An avalanche of stories and position papers suggest a range of possibilities. Research published in Science suggests that a Chinese government crackdown on sales of fentanyl precursors in 2023 led to the decline. Others cite harm reduction efforts, or that some cartels banned production of fentanyl, or shifts in drug culture among young people.
All of this belies the fact that we still lost more than 80,000 Americans to completely preventable deaths in 2024.
Fewer people are dying, but the policies and the social determinants of health did not vanish. The drug war persists. Federal spending cuts will harm rural hospitals in many of the places where opioids were most dispensed. Federal agencies are not funding lifesaving harm reduction. And grassroots harm reduction workers and those who work to support recovery worry that funding could be cut at any moment.
One of the most dangerous things about America’s relationship with drug use is the co-occurring social stigma associated with addiction and recovery – deeply held beliefs rooted in moralizations that are often used as cudgels and as frameworks for bad policies.
An effort to amend Article 1 of the state constitution would prevent local and state governments from discriminating against Ohioans. Backers are collecting signatures to get the measure on the ballot.

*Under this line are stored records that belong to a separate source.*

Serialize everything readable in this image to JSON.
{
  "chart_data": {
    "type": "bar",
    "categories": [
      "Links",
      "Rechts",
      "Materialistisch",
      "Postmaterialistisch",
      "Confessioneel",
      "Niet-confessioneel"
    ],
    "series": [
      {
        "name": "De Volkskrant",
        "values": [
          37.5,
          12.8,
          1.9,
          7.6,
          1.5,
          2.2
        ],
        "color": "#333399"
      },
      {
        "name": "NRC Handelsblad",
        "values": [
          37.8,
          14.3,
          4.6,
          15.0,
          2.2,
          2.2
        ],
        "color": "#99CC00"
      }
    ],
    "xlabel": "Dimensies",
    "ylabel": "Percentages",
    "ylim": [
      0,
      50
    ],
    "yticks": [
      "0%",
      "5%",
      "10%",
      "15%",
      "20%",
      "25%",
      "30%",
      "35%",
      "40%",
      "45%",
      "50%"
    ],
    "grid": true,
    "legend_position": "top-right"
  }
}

The proposal includes language that prohibits discrimination based on “race, color, creed or religion, sex, sexual orientation, gender identity or expression regardless of sex assigned at birth, pregnancy status, genetic information, disease status, age, disability, recovery status, familial status, ancestry, national origin, or military and veteran status.”
Recovery status.
The inclusion of that language feels stunning.
Lis Regula, executive co-chair of Ohio Equal Rights, said in a phone interview last week that anyone, regardless of political affiliation, could have a substance use disorder.

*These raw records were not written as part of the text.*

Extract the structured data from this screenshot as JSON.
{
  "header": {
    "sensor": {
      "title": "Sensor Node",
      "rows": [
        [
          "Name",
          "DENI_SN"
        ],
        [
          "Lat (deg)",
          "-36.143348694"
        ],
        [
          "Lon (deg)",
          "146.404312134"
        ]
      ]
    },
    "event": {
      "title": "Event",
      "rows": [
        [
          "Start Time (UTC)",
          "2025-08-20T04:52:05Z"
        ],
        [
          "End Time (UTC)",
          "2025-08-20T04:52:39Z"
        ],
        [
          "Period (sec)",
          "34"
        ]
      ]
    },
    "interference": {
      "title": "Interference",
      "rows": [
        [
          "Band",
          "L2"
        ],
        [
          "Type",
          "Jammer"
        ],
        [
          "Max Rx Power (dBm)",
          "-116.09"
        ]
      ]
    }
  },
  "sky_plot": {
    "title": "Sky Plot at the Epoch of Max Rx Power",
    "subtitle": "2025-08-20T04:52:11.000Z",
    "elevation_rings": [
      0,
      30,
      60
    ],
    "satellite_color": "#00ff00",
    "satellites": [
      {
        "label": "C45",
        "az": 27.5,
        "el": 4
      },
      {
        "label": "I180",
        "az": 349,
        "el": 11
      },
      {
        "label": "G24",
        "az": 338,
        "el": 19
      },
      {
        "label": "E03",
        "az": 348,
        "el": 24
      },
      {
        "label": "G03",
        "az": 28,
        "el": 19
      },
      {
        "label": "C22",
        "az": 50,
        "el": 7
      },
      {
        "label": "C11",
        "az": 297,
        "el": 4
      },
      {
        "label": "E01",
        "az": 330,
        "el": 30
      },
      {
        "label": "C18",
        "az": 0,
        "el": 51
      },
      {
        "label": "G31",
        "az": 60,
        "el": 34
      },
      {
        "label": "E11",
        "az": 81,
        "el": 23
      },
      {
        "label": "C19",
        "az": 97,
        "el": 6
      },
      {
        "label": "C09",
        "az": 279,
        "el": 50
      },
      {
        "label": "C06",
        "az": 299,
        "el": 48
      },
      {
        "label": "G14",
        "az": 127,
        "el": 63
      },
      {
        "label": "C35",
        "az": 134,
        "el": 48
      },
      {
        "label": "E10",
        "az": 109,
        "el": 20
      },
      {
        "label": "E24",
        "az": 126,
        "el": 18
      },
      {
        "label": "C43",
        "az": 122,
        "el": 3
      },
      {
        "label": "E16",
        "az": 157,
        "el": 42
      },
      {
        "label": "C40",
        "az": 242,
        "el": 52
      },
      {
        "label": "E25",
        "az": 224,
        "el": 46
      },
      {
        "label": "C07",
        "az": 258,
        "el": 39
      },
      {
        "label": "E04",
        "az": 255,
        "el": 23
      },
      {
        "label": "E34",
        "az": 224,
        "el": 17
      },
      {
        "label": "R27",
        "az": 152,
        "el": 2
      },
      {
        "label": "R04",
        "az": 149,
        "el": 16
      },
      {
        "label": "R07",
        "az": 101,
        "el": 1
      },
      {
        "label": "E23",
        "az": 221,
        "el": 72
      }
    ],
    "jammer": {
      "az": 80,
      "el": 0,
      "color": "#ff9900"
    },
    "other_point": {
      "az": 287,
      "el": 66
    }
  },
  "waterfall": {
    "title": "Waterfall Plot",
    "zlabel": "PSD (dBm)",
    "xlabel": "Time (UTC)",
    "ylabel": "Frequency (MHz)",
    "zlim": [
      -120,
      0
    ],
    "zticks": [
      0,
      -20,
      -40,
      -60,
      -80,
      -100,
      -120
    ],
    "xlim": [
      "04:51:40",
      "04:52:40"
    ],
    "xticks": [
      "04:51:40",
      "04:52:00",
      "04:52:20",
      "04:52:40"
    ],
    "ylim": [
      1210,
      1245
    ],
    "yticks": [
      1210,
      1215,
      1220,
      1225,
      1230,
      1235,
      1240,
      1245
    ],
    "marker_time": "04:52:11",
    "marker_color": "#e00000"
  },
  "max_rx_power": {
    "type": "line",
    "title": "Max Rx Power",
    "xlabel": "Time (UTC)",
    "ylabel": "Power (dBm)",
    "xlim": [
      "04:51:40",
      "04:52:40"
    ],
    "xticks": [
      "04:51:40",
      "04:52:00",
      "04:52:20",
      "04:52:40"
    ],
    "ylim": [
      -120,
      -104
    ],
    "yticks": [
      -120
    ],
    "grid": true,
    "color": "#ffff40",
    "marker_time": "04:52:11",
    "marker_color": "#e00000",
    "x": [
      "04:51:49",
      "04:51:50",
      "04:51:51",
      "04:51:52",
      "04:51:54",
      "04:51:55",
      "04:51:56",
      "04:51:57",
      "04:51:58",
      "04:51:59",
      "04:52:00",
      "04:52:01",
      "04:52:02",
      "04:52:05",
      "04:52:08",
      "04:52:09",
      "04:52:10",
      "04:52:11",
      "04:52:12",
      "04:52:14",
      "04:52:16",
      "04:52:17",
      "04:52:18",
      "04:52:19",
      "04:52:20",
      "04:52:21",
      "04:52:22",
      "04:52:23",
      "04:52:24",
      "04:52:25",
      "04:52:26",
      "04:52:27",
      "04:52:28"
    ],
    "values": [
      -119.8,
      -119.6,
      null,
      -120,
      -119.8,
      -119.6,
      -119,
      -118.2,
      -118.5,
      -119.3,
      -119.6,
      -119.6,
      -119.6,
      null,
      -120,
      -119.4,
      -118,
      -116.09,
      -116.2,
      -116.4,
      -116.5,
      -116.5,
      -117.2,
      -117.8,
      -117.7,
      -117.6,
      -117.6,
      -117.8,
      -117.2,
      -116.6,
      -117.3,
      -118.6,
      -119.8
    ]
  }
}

“Addiction doesn’t discriminate,” Regula said. “But people should not live in fear because of the lack of protections.”
The amendment is meant to protect people from discrimination in education, employment, housing, healthcare services and health insurance, public spaces and accommodations, state records, and legal identification.
For example, Regula said, a landlord shouldn’t be able to discriminate against you if you go to 12-step meetings.
It’s just two words. But maybe it is the beginning of a conversation about recovery and what that means not just for individuals in Ohio, but for the state, for our communities.
Substance use disorder is not a fixed state; it does not have to be forever. Recovery is possible, and there are many people in many stages of that journey.
Recovery for Ohio is also possible. That kind of recovery could mean many things. For one, it could mean something like a truth and reconciliation commission to address the overdose crisis, an acknowledgement of how it happens and what policies could prevent more deaths.
Recovery means a return to, a re-becoming, a restoration of health. Recovery can mean healing, mending, remedy, resolution. The word itself has Anglo-Norman and Middle French roots. One of the origin words is recouvré which means “making good a loss.”
We’ve had so much loss. It’s time to make good.